We love our Wasatch Front mountains. Their value is incalculable. The challenge is to keep from loving them to death. Almost instant access to gorgeous alpine vistas and recreation by a couple million people makes the Wasatch Front unique in America — but also makes our mountains susceptible to overuse and degradation. How do we keep the mountains pristine and preserve them for future generations while continuing to enjoy them?
Part of the answer is clean and innovative mountain transportation. A large share of mountain impact comes from automobiles and associated parking lots, emissions and development.
A great Mountain Transportation system would greatly reduce human impact in the canyons, make Utah exclusive in the country, bolster the ski and tourism industry, provide development opportunities in the valley, and better serve both local residents and out-of-state skiers.
Most Cottonwood Canyons skiers, at one time or another, have gotten stuck in bumper-to-bumper traffic on snowy, narrow, slick canyon roads, driving either to or from the ski resorts.
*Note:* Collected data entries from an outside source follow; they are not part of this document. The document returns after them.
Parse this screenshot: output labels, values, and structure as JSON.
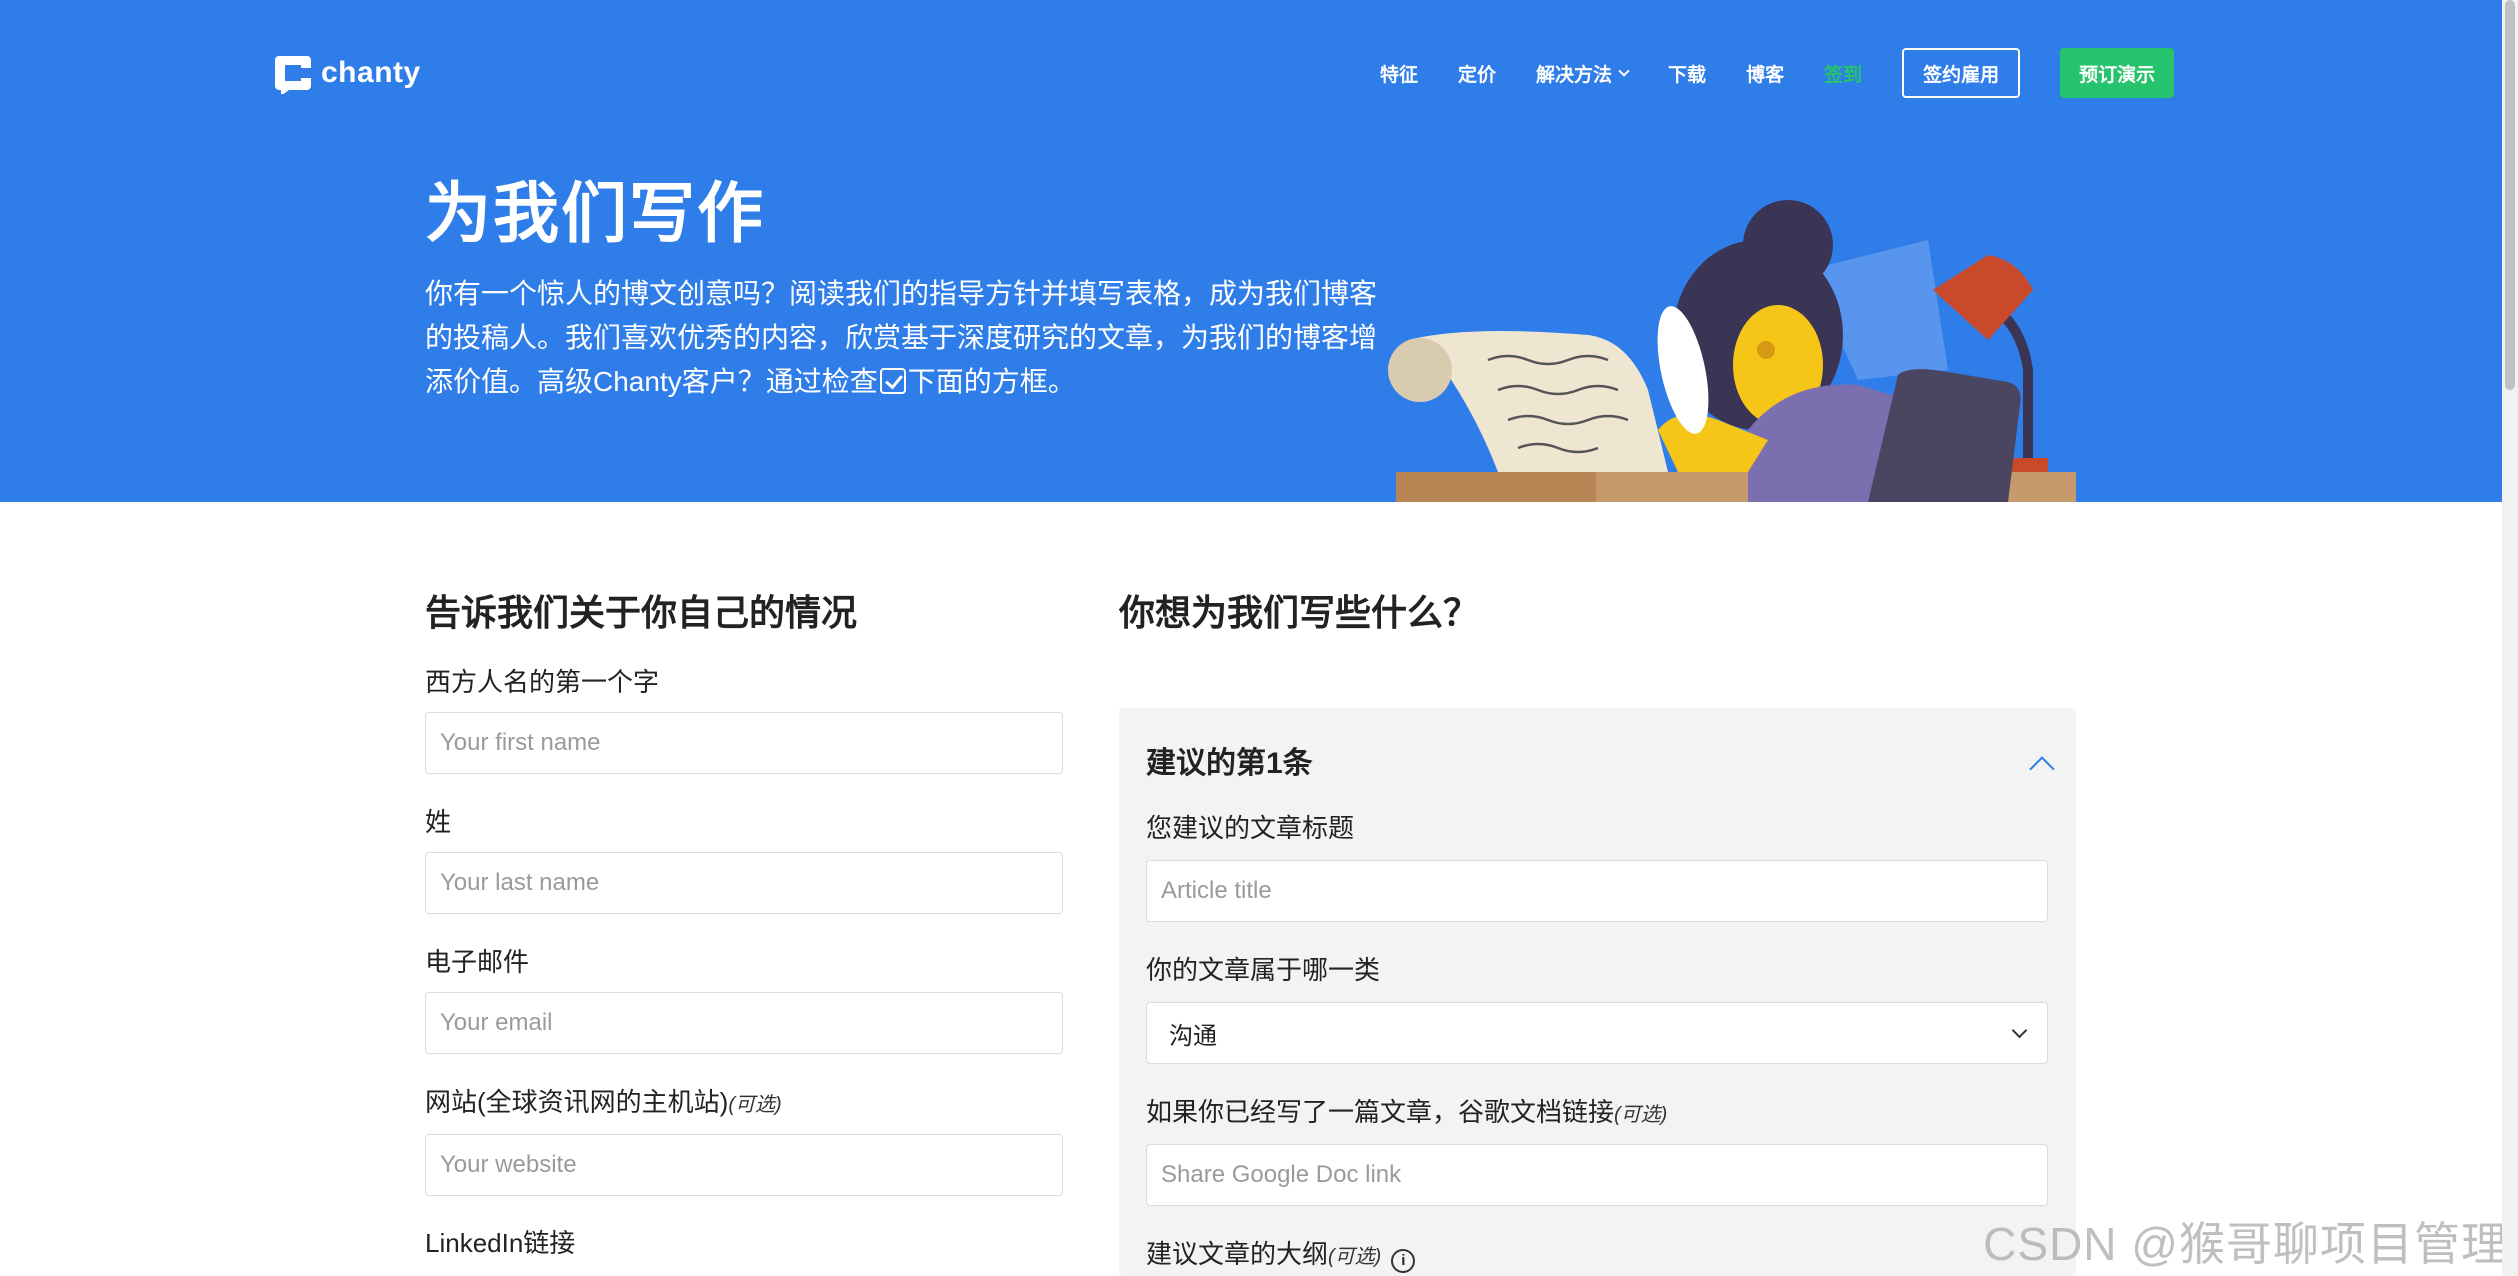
{
  "header": {
    "logo_text": "chanty",
    "nav": [
      {
        "label": "特征"
      },
      {
        "label": "定价"
      },
      {
        "label": "解决方法"
      },
      {
        "label": "下载"
      },
      {
        "label": "博客"
      },
      {
        "label": "签到"
      }
    ],
    "signup_label": "签约雇用",
    "demo_label": "预订演示"
  },
  "hero": {
    "title": "为我们写作",
    "desc_before": "你有一个惊人的博文创意吗？阅读我们的指导方针并填写表格，成为我们博客的投稿人。我们喜欢优秀的内容，欣赏基于深度研究的文章，为我们的博客增添价值。高级Chanty客户？通过检查",
    "desc_after": "下面的方框。"
  },
  "about": {
    "title": "告诉我们关于你自己的情况",
    "first_name_label": "西方人名的第一个字",
    "first_name_placeholder": "Your first name",
    "last_name_label": "姓",
    "last_name_placeholder": "Your last name",
    "email_label": "电子邮件",
    "email_placeholder": "Your email",
    "website_label": "网站(全球资讯网的主机站)",
    "website_optional": "(可选)",
    "website_placeholder": "Your website",
    "linkedin_label": "LinkedIn链接"
  },
  "write": {
    "title": "你想为我们写些什么？",
    "suggestion_title": "建议的第1条",
    "article_title_label": "您建议的文章标题",
    "article_title_placeholder": "Article title",
    "category_label": "你的文章属于哪一类",
    "category_value": "沟通",
    "doc_label": "如果你已经写了一篇文章，谷歌文档链接",
    "doc_optional": "(可选)",
    "doc_placeholder": "Share Google Doc link",
    "outline_label": "建议文章的大纲",
    "outline_optional": "(可选)",
    "info_glyph": "i"
  },
  "watermark": "CSDN @猴哥聊项目管理",
  "colors": {
    "hero_bg": "#2f7de9",
    "accent_green": "#25c46c",
    "panel_bg": "#f3f3f3"
  }
}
It’s white-knuckle, scary driving, and parking is often hard to find.
Imagine hopping on public transit anywhere across the Wasatch Front, socializing with friends, or working on a WiFi-connected laptop, and be skiing at your favorite resort (or hiking or fishing in the summer) within an hour, no matter the weather conditions.
Imagine you’re an avid skier from Los Angeles. Imagine that you could fly to Salt Lake City in little more than an hour, hop on a train at the airport, with your luggage and ski equipment, and ride public transit to ski lifts — without having to rent a car, negotiate snowy roads, or worry about safety.
Mountain Transportation would be a game-changer for Utah. Our ski resorts would be distinctive in the nation, on par with exclusive European resorts that are accessible by train. It would give Utah’s ski industry an enormous competitive advantage, especially against Denver, where it takes half a day to get from the airport to the ski resorts. This opportunity is significant enough that the Salt Lake Chamber’s Mobility Coalition, of which I am a member, has made Mountain Transportation a priority issue.
But this is about much more than just transportation, skiing and economic development. It’s also about saving our canyons, preventing degradation and preserving our quality of life. Good Mountain Transportation would support a diversity of recreation uses, minimize noise, preserve viewshed, improve air quality and reduce wildlife habitat impacts. These canyons are important watershed, supplying drinking water to more than half a million people.
The Wasatch Front population will increase by more than 1 million people over the next 30 years. Planners say current growth in vehicle traffic in Big and Little Cottonwood Canyons is simply unsustainable. Travel restrictions will need to be imposed or fees charged to enter the canyons. Weekend daily vehicle trips are expected to increase to 16,000 in Little Cottonwood Canyon alone by 2030.
Some of the benefits of an innovative Mountain Transportation system include:
Future development (hotels, restaurants, etc.) could be placed mostly in the valley cities, in some cases at the mouth of canyons, with easy transit access to the canyons.
The number of people enjoying the resorts could be increased without increasing parking lots, hotels, or development in the canyons.
Safety would be dramatically improved. People are frightened of driving the narrow roads. In heavy snow, traffic can be bumper-to-bumper, stop-and-go. It’s white-knuckle driving.
A great Mountain Transportation system would improve Utah’s position in the pursuit of future Winter Games.
The region would be positioned as a year-round world-class recreation/resort destination.
Patrons could better enjoy the canyons, and mountain recreation, while more easily taking advantage of downtown dining, entertainment and hotels.
Real estate and land values at the mouths of the canyons would improve.
Reliable, inexpensive, transportation would be available for resort workers, who wouldn’t need to live at the expensive resorts.
Clearly, Mountain Transportation will be expensive. But sharing the costs among all the interested industries, businesses and entities make it possible. Consider the many possible participants: cities, counties, airport, developers, ski industry, Forest Service, environmental groups, commuters, Utah Transit Authority, UDOT, and recreation enthusiasts.
It is possible that Mountain Transportation would be approached as a public/private partnership, with private stakeholders taking a share of risk, providing at least part of the financing, and perhaps even operating the system.
Obviously, myriad questions remain to be answered. But that’s why all the stakeholders should engage in a discussion now, and begin environmental, engineering, and financing studies to see what’s feasible and what the scope should be. We need to start now, because in 10 years the canyons will be in trouble and/or major traffic restrictions will be imposed.
We love our mountains. Let’s find ways to continue to enjoy them without loving them to death.